ウソ日記

ない。ある。

テクネチウム

 テクネチウム135を使って希土類の焼入れをした。中性子が極端に多い。普通ならば不安定なテクネチウム135を使って焼入れをした。格子状に場を作って強引に安定させる。135でいる方が安定であるように排他原理を働かせる。それはつまり高密度と言うことか。テクネチウムを使って。
 雨が降って木が出来るのとは全く違う自然の働きでありそれは青い色の科学の働きだからだつまり。つまり。またテクネチウム135に触った。超核のテクネチウムだ。吸収と排出の均衡だ。希土類はいつもピカピカしがち。

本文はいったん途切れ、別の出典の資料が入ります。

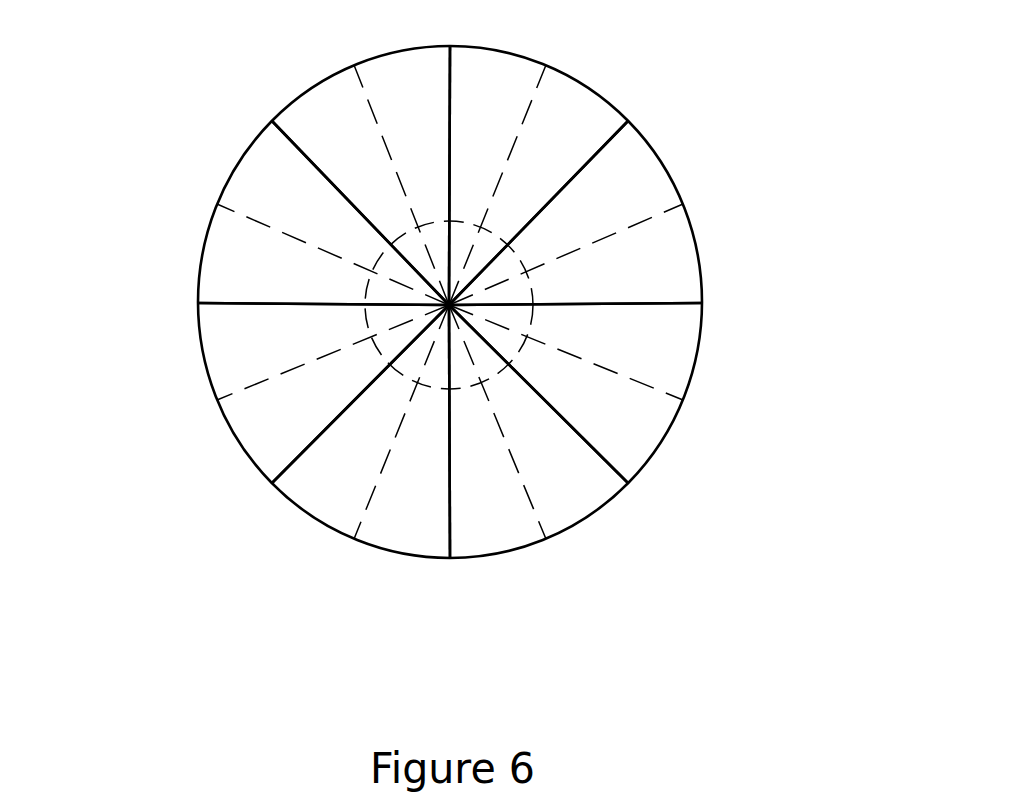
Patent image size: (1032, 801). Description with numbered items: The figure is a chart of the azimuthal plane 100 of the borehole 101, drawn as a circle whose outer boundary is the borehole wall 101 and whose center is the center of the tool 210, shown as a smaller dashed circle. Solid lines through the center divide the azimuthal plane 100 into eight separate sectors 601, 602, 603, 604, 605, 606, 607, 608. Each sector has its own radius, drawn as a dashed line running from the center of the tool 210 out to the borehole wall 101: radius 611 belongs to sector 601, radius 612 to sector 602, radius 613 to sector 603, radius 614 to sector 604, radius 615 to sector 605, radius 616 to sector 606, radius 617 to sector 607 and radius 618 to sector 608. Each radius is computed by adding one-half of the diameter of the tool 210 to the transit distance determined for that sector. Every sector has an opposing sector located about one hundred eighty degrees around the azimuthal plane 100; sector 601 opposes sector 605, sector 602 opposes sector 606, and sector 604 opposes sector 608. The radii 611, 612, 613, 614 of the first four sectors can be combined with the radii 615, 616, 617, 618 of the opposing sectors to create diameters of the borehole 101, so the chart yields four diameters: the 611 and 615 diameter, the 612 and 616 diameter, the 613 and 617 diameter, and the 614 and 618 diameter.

The azimuthal plane 100 is at (737, 78).
The borehole 101 is at (258, 137).
The tool 210 is at (518, 255).
The sector 601 is at (538, 175).
The sector 602 is at (575, 213).
The sector 603 is at (575, 393).
The sector 604 is at (538, 431).
The sector 605 is at (361, 431).
The sector 606 is at (323, 393).
The sector 607 is at (323, 213).
The sector 608 is at (361, 175).
The radius 611 is at (525, 112).
The radius 612 is at (620, 236).
The radius 613 is at (623, 372).
The radius 614 is at (522, 488).
The radius 615 is at (373, 497).
The radius 616 is at (255, 380).
The radius 617 is at (293, 246).
The radius 618 is at (373, 110).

しがちなのは明日の朝に猫を拾った後やさしく抱き上げてパンとミルクをやってそれから保健所に連れて行く。科学が好きだ。
「ざんじばー。」
「ざんじばー?」
 たどたどしく語りかける。半径570mmのステンレスの円筒のシェルには白緑のペンキで色が塗ってあって赤い色で何か書いてある。
 
 Why do you think?

 チカチカまた光った。チカチカ、チカチカ。チェレンコフ光に似ているけど違うのだ。星の光なのだ。本当だ。星の中から来る光と同じなのだ。テクネチウム135の星の光だ。科学が好きだ。ここにいるみんな、科学が好きだ。高炉の錆びたのの中に暮らしていた。